Personal information
- Nationality: Ukrainian
- Born: 12 August 1997 (age 28) Zhytomyr, Ukraine

Sport
- Sport: Paralympic athletics
- Disability class: T20
- Event: 400 metres

Medal record
Women's para athletics
Representing Ukraine
Paralympic Games
| Gold medal – first place | 2024 Paris | 400 m T20 |
| Silver medal – second place | 2020 Tokyo | 400 m T20 |
World Championships
| Silver medal – second place | 2019 Dubai | 400 m T20 |
| Silver medal – second place | 2023 Paris | 400 m T20 |
| Bronze medal – third place | 2025 New Delhi | 400 m T20 |
European Championships
| Gold medal – first place | 2021 Bydgoszcz | 400 m T20 |
| Silver medal – second place | 2018 Berlin | 400 m T20 |

= Yuliia Shuliar =

Ukrainian Paralympic athlete (born 1997)

Yuliia Shuliar (born 12 August 1997) is a Ukrainian Paralympic athlete who competes in T20 category 400 metres races.
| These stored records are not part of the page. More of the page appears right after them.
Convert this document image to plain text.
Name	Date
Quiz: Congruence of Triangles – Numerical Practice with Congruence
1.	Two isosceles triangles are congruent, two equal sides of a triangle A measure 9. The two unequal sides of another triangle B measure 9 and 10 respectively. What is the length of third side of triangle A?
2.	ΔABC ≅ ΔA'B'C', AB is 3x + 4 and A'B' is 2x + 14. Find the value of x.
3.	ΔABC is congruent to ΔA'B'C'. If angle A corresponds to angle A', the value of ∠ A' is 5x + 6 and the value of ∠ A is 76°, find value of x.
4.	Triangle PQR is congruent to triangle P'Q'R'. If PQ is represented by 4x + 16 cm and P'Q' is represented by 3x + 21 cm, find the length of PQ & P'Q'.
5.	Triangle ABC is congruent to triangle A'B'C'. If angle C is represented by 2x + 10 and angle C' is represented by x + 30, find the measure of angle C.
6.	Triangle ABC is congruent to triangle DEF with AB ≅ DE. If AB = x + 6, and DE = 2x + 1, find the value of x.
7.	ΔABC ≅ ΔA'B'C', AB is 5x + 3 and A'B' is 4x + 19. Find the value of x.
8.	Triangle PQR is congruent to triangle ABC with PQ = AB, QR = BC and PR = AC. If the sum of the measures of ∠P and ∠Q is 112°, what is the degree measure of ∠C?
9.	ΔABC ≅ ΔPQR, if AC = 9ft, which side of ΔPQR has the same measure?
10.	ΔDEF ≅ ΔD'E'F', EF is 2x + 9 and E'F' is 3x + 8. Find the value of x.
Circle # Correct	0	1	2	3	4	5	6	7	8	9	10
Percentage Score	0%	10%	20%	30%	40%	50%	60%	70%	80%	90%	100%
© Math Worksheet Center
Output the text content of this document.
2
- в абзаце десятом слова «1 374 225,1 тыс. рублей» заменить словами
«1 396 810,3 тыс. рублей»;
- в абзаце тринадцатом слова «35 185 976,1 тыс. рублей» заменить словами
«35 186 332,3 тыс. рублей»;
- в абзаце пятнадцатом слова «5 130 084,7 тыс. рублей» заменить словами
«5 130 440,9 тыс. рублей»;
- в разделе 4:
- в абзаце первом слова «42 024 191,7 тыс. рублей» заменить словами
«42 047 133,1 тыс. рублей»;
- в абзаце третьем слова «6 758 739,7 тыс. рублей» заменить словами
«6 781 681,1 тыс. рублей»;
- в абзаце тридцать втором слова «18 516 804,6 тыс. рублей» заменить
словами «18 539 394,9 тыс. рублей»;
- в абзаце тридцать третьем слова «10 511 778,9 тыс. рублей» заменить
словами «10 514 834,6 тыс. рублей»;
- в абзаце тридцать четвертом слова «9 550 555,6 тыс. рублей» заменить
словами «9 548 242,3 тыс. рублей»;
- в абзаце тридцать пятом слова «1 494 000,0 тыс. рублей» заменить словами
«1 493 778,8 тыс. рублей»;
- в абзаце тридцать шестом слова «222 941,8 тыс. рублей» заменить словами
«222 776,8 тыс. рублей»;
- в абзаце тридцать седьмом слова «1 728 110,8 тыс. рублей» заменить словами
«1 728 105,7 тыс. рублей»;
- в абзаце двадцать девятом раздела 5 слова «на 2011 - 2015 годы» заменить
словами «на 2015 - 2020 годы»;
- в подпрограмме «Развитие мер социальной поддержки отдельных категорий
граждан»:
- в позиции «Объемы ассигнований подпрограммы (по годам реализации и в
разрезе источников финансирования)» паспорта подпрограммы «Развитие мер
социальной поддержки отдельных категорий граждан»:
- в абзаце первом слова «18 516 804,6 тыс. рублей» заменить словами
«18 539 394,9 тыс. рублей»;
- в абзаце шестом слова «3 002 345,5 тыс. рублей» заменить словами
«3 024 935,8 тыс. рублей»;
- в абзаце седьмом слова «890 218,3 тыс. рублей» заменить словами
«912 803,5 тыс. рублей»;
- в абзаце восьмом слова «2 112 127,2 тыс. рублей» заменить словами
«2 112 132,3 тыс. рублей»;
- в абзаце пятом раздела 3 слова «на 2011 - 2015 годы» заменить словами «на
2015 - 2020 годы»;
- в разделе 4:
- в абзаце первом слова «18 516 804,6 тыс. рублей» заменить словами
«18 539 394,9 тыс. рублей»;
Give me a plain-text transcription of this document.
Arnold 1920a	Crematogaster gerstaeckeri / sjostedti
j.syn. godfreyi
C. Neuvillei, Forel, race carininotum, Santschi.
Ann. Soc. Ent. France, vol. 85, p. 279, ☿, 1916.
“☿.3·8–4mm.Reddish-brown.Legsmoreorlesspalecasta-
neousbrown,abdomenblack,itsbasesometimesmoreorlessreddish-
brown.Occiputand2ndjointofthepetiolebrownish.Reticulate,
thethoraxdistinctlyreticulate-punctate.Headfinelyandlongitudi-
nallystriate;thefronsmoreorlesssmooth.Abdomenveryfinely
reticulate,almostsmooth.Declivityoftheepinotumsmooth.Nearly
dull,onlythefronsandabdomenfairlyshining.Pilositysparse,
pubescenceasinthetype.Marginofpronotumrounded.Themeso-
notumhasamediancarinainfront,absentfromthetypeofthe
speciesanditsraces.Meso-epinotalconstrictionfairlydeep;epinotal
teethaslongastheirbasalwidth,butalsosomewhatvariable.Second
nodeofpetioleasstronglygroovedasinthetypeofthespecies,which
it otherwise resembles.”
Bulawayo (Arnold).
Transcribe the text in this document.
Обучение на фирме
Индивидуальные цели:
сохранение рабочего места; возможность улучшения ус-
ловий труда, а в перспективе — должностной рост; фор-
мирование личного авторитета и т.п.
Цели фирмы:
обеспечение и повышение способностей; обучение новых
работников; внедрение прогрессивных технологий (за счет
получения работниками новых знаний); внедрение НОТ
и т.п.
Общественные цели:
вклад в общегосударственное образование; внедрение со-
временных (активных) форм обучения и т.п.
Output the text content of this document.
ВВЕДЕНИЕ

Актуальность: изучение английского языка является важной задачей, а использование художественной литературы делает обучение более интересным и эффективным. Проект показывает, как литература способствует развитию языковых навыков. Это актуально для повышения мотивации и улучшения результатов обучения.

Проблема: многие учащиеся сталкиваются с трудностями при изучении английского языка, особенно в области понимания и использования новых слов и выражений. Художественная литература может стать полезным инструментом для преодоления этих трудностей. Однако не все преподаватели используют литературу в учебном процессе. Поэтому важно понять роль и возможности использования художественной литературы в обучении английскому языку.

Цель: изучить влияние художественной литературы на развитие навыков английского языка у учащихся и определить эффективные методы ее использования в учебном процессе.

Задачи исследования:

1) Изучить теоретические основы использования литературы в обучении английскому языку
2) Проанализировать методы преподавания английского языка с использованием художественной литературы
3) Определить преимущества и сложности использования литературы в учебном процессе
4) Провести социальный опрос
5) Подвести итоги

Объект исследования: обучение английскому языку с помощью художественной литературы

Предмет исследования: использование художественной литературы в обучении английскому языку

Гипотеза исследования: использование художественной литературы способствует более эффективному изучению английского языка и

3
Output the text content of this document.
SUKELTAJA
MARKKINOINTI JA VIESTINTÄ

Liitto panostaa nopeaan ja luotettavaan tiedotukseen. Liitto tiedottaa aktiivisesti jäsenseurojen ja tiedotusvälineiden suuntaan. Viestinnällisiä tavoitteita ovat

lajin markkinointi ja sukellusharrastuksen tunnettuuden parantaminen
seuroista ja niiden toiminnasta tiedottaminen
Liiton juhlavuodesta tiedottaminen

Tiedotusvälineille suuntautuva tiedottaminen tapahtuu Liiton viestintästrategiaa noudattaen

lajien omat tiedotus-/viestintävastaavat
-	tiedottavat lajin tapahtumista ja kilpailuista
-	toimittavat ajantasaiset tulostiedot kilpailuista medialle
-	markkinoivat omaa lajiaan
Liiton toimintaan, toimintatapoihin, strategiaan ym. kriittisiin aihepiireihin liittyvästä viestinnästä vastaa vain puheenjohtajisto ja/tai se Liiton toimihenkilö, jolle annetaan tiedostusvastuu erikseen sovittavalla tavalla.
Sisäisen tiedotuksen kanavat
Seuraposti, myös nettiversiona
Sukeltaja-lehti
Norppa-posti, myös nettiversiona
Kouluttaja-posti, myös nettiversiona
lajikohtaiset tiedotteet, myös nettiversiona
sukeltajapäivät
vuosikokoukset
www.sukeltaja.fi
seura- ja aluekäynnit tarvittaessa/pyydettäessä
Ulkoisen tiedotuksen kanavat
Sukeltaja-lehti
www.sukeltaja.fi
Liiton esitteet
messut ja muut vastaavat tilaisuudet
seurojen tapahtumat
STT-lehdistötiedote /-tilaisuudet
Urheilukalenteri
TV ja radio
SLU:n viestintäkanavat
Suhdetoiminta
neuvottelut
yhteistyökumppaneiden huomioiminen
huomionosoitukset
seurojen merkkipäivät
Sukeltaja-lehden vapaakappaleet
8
She represented Ukraine at the 2020 and 2024 Summer Paralympics.

==Career==
Shuliar represented Ukraine at the 2020 Summer Paralympics and won a silver medal in the 400 metres T20 event. She again competed at the 2024 Summer Paralympics and won a gold medal in the 400 metres T20 event.